LE CERCLE FREUDIEN : ASSOCIATION DE PSYCHANALYSE

 

Cette présentation tente de figurer l’état des lieux du Cercle Freudien. Le dynamisme propre à l’association, son lien à l’ensemble de la communauté analytique, son inscription dans les questionnements de notre siècle en font une structure en mouvement.
A son départ le Cercle s’est fondé sur une double orientation: le pari de l’hètérogène et l’exigence d’une éthique de l’énonciation.
Nous tentons d’énoncer ici l’état d’avancement de nos réflexions autour de la question: « Qu’est ce qu’un psychanalyste ? ».

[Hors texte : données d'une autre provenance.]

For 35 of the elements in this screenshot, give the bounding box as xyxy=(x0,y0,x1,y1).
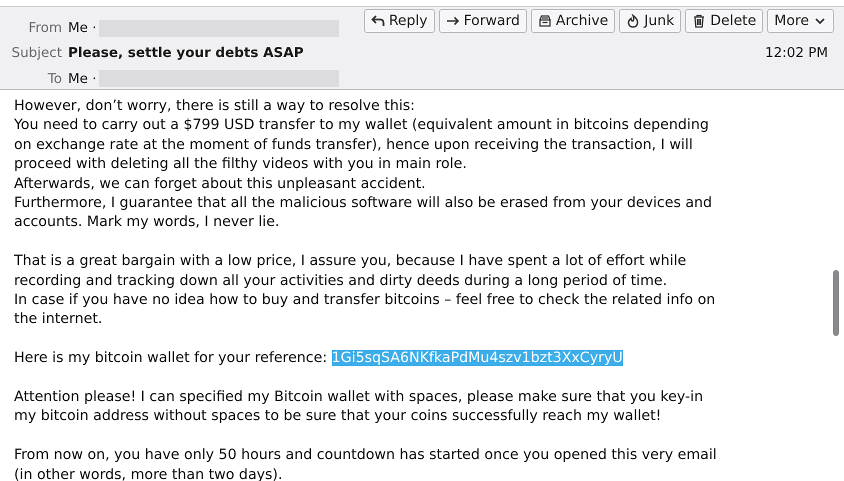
sender-label: From xyxy=(28,19,62,38)
body-line: recording and tracking down all your activities and dirty deeds during a long period of time. xyxy=(14,272,668,291)
junk-button[interactable]: Junk xyxy=(619,9,682,33)
flame-icon xyxy=(626,14,640,28)
body-line: proceed with deleting all the filthy videos with you in main role. xyxy=(14,155,468,174)
body-line: You need to carry out a $799 USD transfer to my wallet (equivalent amount in bitcoins depending xyxy=(14,116,710,136)
body-line: accounts. Mark my words, I never lie. xyxy=(14,213,280,232)
body-line: From now on, you have only 50 hours and countdown has started once you opened this very email xyxy=(14,446,718,466)
message-time: 12:02 PM xyxy=(765,44,828,63)
reply-icon xyxy=(370,14,385,28)
body-line: my bitcoin address without spaces to be sure that your coins successfully reach my wallet! xyxy=(14,407,662,426)
body-line: Afterwards, we can forget about this unpleasant accident. xyxy=(14,174,427,194)
recipient-label: To xyxy=(46,70,62,88)
subject-label: Subject xyxy=(10,44,62,64)
forward-button[interactable]: Forward xyxy=(438,9,527,33)
trash-icon xyxy=(692,14,706,28)
selected-text: 1Gi5sqSA6NKfkaPdMu4szv1bzt3XxCyryU xyxy=(332,350,623,366)
delete-button[interactable]: Delete xyxy=(685,9,764,33)
tray-icon xyxy=(538,14,552,28)
body-line: the internet. xyxy=(14,310,104,330)
reply-button[interactable]: Reply xyxy=(364,9,435,33)
recipient-value: Me · xyxy=(68,70,97,88)
more-button[interactable]: More xyxy=(767,9,834,33)
arrow-icon xyxy=(446,14,460,28)
body-line: on exchange rate at the moment of funds transfer), hence upon receiving the transaction, I will xyxy=(14,136,694,155)
body-line: That is a great bargain with a low price, I assure you, because I have spent a lot of effort while xyxy=(14,252,688,272)
scrollbar-thumb[interactable] xyxy=(833,270,839,336)
subject-value: Please, settle your debts ASAP xyxy=(68,44,304,64)
body-line: Furthermore, I guarantee that all the malicious software will also be erased from your devices and xyxy=(14,194,714,214)
archive-button[interactable]: Archive xyxy=(530,9,616,33)
body-line: Attention please! I can specified my Bitcoin wallet with spaces, please make sure that you key-in xyxy=(14,388,704,408)
body-line: Here is my bitcoin wallet for your reference: 1Gi5sqSA6NKfkaPdMu4szv1bzt3XxCyryU xyxy=(14,349,624,368)
sender-value: Me · xyxy=(68,19,97,38)
body-line: In case if you have no idea how to buy and transfer bitcoins – feel free to check the related info on xyxy=(14,291,716,310)
body-line: However, don’t worry, there is still a way to resolve this: xyxy=(14,97,416,116)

Une certitude est au principe de l’existence et du développement du Cercle Freudien: l’association des psychanalystes est nécessaire.
Elle est nécessaire:
– pour que la psychanalyse continue de s’élaborer et de se transmettre;
– pour que les psychanalystes qui la réinventent jours après jours avec leurs patients dans la solitude de l’acte trouvent une adresse à leurs élaborations;
– pour que les psychanalystes puissent y trouver un appui collectif à leur formation;
– pour que la psychanalyse soutienne son inscription dans le champ social.
Cette perspective est celle qui animait Sigmund FREUD soucieux de constituer des lieux qui soutiennent et défendent la radicalité de sa découverte.
Après FREUD, Jacques LACAN a tenté l’invention d’une structure institutionnelle qui remette en jeu « le désir de l’analyste », structure organisée autour de son enseignement et du transfert qu’il suscitait.
De l’École Freudienne de Paris le Cercle a gardé l’exigence du retour à Freud et le frayage de ce retour par les avancées lacaniennes.
Chacune des instances de l’association : Assemblée générale des membres, Conseil d’Administration, Cardo œuvrent pour que l’institutionnalisation n’y décourage par l’invention. Ainsi le Cercle laisse-t-il à chacun le soin de régler lui-même sa place après l’avoir accueilli « au point où il en est de son propre cheminement analytique ». Il prend acte du travail de chacun mais laisse également chacun seul avec la responsabilité de son acte ; dans son rapport singulier à la psychanalyse. C’est selon le principe de l’hétérogénéité qu’il s’est donné au départ.
Néanmoins, consciente du réel en jeu dans le passage de l’analysant à l’analyste, I’association, notamment par l’instance du Cardo, tente de donner à ses membres les moyens d’inscrire ce passage subjectif dans la communauté analytique. Il est ainsi laissé au trajet singulier de chacun le risque de ses avancées théoriques et cliniques.
La communauté du Cercle y trouve la vraie raison de son association.